Hi,
I am trying to calculate GPU memory bandwidth for Huggingface Llama model inference. I want to calculate GPU memory bandwidth for this line of code:
**outputs = model.generate(input_ids, generation_config=generation_config)**
I am using these two functions to measure bandwidth but the memory bandwidth I am getting is very low.
Can you please guide me what might be wrong in my calculation? is the max_memory or the bandwidth calculated correctly?
Thanks
def inference():
with torch.no_grad():
outputs = model.generate(input_ids, generation_config=generation_config)
return outputs
def measure_bandwidth(func):
torch.cuda.reset_peak_memory_stats()
torch.cuda.synchronize()
start = torch.cuda.Event(enable_timing=True)
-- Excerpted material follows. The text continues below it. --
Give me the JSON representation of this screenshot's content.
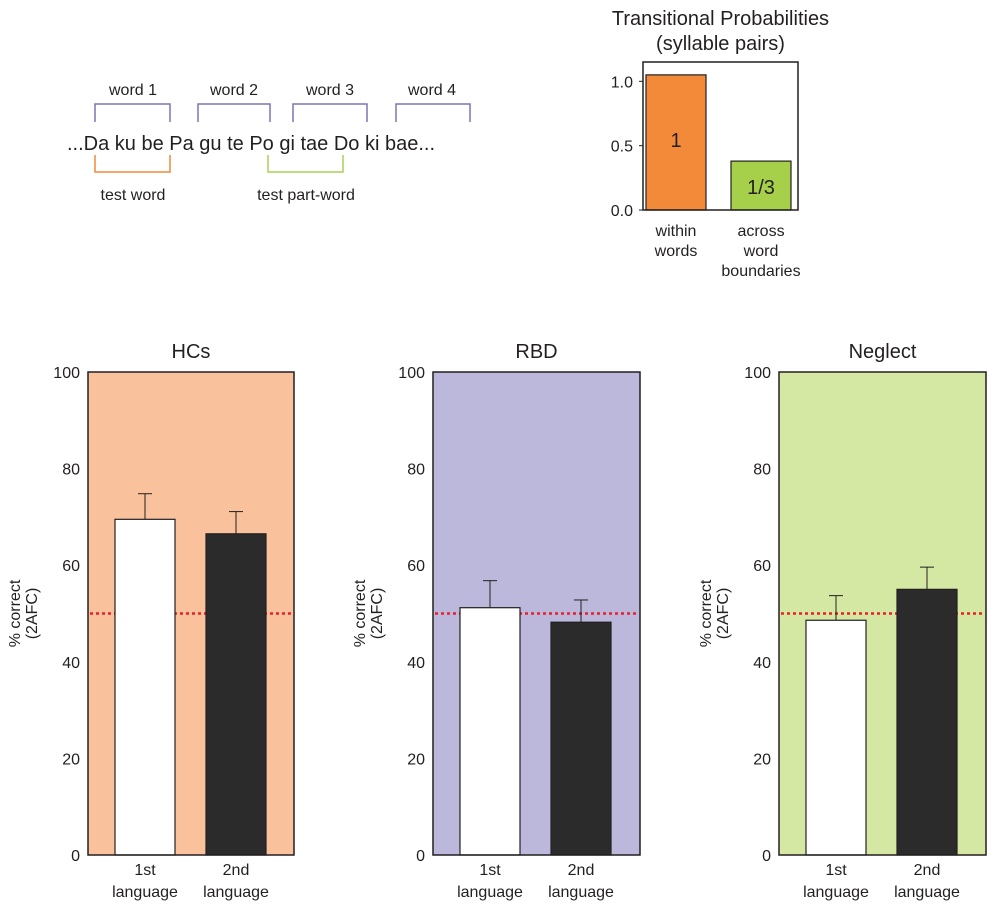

end = torch.cuda.Event(enable_timing=True)
start.record()
result = func()
end.record()
torch.cuda.synchronize()
elapsed_time = start.elapsed_time(end) / 1000 # Convert to seconds
max_memory = torch.cuda.max_memory_allocated() / (1024*1024*1024)
bandwidth = max_memory / elapsed_time # GB/s
return result, bandwidth
outputs, bandwidth = measure_bandwidth(inference)
print(f"Estimated GPU memory bandwidth usage: {bandwidth:.2f} GB/s")